Not enough vitamin D brings soft bones, (in children this known as rickets) as well as having been linked to cancers like breast, colon and prostate, not to mention heart disease, depression and weight gain.

Truth is, a lot of the research shows that those with higher levels of vitamin D have a lower risk of disease BUT the studies don't prove that lack of this nutrient causes disease, or that the lack can be fixed by supplements.

An organization known as the Vitamin D Council, a group of concerned citizens who believe in vitamin D's benefits and are on a mission to educate the public about deficiencies of this nutrient, suggests it might be helpful for autism, autoimmune disease, cancer, chronic pain, depression, diabetes, heart disease hypertension, flu, neuromuscular disorders and osteoporosis. Until now there are no definitive clinical trials.

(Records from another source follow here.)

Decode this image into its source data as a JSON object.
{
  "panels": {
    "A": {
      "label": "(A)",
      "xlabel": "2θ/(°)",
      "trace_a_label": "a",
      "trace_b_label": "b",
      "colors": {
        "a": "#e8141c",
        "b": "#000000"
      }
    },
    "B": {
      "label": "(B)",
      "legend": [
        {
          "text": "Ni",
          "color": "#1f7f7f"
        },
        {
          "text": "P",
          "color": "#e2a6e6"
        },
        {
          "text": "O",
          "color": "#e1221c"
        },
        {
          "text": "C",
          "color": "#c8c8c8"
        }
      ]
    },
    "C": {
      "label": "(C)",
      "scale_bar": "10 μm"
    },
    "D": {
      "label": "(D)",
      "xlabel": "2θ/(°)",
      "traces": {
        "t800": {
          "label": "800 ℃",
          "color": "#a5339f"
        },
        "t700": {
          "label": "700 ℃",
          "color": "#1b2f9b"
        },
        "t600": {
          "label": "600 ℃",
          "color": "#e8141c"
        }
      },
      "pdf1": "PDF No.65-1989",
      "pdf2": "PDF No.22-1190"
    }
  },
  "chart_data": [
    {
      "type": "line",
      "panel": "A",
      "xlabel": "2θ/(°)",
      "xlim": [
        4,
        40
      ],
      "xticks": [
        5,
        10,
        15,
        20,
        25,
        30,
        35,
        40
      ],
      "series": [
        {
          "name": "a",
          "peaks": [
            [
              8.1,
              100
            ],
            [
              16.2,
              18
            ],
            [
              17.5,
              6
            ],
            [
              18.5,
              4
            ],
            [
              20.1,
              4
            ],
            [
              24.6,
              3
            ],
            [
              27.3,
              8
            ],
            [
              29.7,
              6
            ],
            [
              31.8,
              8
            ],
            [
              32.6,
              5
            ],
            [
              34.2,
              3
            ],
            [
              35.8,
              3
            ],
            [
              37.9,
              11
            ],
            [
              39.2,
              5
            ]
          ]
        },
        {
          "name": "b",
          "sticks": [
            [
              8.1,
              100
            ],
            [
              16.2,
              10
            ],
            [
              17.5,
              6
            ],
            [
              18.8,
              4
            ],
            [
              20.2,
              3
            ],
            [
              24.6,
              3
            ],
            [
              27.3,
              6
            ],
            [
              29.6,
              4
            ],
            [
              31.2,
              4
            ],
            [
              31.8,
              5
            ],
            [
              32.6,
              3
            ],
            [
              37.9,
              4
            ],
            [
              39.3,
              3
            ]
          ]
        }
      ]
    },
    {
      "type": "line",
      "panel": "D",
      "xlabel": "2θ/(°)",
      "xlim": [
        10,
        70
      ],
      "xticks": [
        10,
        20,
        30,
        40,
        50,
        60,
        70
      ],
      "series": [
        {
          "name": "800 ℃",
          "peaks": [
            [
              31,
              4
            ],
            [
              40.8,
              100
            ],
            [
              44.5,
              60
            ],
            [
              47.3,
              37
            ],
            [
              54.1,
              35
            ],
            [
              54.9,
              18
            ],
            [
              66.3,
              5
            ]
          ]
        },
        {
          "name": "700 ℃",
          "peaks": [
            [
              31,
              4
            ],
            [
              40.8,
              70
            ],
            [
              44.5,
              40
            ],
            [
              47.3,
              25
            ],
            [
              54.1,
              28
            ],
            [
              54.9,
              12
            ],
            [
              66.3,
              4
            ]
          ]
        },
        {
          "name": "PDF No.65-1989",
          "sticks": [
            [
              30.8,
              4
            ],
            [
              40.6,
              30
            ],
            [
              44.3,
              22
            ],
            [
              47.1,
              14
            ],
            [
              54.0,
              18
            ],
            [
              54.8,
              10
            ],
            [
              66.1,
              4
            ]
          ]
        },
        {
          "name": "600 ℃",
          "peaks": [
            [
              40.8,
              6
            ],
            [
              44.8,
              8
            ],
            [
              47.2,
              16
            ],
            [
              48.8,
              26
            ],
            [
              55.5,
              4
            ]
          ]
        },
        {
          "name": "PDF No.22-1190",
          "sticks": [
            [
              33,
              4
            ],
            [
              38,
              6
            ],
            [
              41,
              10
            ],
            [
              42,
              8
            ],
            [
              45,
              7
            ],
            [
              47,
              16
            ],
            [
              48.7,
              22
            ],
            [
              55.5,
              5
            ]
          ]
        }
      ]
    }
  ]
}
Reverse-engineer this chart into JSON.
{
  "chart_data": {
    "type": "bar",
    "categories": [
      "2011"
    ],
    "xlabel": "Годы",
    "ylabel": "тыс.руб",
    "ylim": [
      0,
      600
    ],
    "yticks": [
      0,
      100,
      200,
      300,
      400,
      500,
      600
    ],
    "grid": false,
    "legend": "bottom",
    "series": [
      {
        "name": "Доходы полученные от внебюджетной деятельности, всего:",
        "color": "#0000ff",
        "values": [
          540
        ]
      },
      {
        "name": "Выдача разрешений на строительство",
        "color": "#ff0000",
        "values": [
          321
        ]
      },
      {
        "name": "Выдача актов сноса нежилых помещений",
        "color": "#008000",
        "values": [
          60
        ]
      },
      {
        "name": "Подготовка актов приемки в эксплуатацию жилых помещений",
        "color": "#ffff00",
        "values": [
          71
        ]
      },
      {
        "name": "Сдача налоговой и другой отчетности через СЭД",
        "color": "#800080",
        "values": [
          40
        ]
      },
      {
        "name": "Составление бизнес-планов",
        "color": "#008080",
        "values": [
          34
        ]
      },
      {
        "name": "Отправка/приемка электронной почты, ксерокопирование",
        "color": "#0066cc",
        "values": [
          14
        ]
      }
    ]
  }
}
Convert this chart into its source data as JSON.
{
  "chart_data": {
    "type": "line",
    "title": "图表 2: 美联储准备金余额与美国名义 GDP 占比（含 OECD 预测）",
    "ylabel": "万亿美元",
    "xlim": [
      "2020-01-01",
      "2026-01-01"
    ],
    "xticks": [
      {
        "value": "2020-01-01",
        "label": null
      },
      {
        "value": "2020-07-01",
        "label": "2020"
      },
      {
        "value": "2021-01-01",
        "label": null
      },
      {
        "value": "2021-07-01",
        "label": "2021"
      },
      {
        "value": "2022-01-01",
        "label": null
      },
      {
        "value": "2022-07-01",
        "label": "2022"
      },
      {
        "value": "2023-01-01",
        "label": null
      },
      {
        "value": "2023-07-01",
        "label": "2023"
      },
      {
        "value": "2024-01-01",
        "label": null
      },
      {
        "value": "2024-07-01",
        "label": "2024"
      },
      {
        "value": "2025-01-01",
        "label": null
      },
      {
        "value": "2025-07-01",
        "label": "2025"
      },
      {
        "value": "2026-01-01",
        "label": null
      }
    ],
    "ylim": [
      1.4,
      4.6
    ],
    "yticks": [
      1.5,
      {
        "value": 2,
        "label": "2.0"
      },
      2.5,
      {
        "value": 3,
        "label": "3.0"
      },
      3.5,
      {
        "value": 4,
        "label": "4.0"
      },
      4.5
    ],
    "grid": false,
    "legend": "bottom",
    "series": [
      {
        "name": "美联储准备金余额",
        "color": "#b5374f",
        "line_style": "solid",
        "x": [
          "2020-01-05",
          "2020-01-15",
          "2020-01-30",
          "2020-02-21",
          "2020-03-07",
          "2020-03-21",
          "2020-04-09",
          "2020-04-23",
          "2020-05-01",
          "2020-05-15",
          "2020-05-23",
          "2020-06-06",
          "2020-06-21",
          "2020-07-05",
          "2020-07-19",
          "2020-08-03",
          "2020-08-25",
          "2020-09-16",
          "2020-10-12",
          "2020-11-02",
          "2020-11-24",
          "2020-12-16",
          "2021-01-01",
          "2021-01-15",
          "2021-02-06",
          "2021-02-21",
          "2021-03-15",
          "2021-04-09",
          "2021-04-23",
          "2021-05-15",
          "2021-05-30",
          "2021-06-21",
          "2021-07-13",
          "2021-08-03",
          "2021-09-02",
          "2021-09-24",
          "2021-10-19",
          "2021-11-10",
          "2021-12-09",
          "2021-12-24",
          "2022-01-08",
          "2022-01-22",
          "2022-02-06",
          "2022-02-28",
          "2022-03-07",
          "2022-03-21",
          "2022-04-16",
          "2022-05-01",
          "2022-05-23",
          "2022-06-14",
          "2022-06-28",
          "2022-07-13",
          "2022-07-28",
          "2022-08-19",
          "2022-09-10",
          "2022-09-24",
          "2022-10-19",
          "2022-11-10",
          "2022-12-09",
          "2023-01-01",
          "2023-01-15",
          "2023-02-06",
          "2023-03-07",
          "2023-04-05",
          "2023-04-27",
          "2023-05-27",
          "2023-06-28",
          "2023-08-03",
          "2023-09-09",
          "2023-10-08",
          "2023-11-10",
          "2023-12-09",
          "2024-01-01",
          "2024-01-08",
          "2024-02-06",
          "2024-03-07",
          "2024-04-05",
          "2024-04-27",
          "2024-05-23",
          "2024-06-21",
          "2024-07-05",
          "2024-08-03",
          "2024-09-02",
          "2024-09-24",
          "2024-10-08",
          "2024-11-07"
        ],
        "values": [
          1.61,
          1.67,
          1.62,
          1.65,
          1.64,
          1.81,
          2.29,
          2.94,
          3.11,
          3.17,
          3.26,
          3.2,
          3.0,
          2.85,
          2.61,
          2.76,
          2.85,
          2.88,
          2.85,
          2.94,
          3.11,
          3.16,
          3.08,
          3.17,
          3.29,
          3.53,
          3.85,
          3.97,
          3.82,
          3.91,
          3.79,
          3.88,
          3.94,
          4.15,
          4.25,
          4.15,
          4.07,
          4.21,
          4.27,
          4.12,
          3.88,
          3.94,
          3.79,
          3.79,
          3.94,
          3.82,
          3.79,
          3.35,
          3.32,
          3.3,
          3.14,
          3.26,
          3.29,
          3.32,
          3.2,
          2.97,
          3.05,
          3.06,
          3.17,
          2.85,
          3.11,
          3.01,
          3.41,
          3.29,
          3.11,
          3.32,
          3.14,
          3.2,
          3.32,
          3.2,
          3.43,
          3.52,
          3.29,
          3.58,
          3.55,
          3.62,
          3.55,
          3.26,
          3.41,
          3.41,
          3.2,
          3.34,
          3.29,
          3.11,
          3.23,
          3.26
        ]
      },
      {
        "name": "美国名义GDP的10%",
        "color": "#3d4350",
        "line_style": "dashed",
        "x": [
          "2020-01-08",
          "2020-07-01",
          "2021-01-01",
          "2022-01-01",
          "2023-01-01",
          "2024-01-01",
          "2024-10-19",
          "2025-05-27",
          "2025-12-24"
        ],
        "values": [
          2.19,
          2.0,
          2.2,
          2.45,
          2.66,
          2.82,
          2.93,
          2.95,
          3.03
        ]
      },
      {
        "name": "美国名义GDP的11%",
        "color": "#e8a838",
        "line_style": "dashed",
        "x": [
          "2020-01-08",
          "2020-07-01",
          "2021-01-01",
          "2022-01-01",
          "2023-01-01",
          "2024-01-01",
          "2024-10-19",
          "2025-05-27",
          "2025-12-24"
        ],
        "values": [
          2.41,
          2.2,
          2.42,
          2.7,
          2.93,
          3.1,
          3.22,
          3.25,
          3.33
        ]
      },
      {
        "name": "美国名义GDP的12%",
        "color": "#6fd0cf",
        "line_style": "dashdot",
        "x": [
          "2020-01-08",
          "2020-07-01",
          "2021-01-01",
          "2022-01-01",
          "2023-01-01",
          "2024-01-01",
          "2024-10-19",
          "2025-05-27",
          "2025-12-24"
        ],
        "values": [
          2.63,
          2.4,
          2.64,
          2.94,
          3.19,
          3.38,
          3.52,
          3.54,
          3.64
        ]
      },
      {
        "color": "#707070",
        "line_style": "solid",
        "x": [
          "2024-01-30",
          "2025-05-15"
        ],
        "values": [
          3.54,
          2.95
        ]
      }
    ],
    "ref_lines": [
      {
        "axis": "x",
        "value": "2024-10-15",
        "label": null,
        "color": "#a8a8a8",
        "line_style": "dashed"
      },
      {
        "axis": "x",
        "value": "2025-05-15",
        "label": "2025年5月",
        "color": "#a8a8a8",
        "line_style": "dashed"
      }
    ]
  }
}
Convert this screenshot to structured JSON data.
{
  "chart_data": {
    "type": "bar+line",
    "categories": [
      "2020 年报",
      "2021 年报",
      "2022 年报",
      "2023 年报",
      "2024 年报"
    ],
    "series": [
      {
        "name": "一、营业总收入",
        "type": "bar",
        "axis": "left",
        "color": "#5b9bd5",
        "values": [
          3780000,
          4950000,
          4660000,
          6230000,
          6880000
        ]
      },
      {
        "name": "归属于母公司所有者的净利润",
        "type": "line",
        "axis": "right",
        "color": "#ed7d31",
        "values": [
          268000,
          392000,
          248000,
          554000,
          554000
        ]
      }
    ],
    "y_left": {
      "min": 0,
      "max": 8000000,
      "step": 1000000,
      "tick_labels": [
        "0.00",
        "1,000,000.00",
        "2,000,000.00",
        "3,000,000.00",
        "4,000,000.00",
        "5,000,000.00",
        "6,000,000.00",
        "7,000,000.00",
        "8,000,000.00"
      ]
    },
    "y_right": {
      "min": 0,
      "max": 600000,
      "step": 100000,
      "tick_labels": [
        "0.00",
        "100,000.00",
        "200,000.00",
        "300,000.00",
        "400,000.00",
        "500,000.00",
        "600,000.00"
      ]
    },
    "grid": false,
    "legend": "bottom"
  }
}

If you're worried about your own levels, there are blood tests that can look for a specific form of the vitamin called 25-hydroxyvitamin D (25-OHD).

The U.S. governments recommended daily allowance of vitamin D is 200 international units (IUs) a day for those under 50; 400 IUs if you're 50 to 70 years old; 600 IUs if you're over 70 years old. Most health experts continue to believe these numbers are too low, and that between 1,000-2,000 IUs per day is a more appropriate level

In 2008 the American Academy of Pediatrics doubled its recommendation of vitamin D levels for breastfed infants. The upper limit of vitamin D intake is 10,000 IUs a day. Updates on 1997 recommendations on vitamin D intake are due from the Institute of Medicine sometime in 2010.

Anyone with low levels (under 15 ng/mL or 37.5nmol/L depending on the lab used) of vitamin D will be encouraged to get some exposure to natural sunlight (not during 10:00 AM to 2:00 PM) for a half hour a day, without sunscreen, at least two times a week.

You might also want to try and increase your intake of some vitamin D rich foods, though there are few that have the nutrient naturally. It seems Mother Nature wants us to get this vitamin through the skin, not from what we eat.

Still there are some good food sources to try. Any fatty fish such as herring, catfish, salmon, mackerel, sardines (canned in oil), tuna (canned in water) or eel are packed with vitamin D, as are cod liver oil, egg yolks, beef or calf liver and mushrooms. Nearly all milk sold in the U.S. is fortified with vitamin D, as are many orange juices, yogurts, margarines, and ready to eat breakfast products.

If these foods don't appeal to you, supplements are another option for getting the nutrient. People like supplements because they're affordable, and they can be found anywhere - drug stores, supermarkets, vitamin shops. Most supplements give you an average of 400 IUs of vitamin D per tablet. As a point of reference, being exposed to natural sun for 20 to 30 minutes gives you up to 10,000 IUs.

You should also know that vitamin D could interact with some medications. Things like prednisone and the weight loss drug orlistat may be impacted, as could a cholesterol lowering medication known as cholestyramine (sold as Questran, LoCholest, and Prevalite).

Seizure drugs Phenobarbital and Dilantin affect the metabolism of vitamin D, while the cholesterol lowering statins and thiazide diuretics bring up vitamin D levels. If you take these medications, discuss any supplementing plans to gain the benefits of vitamin D with your doctor first.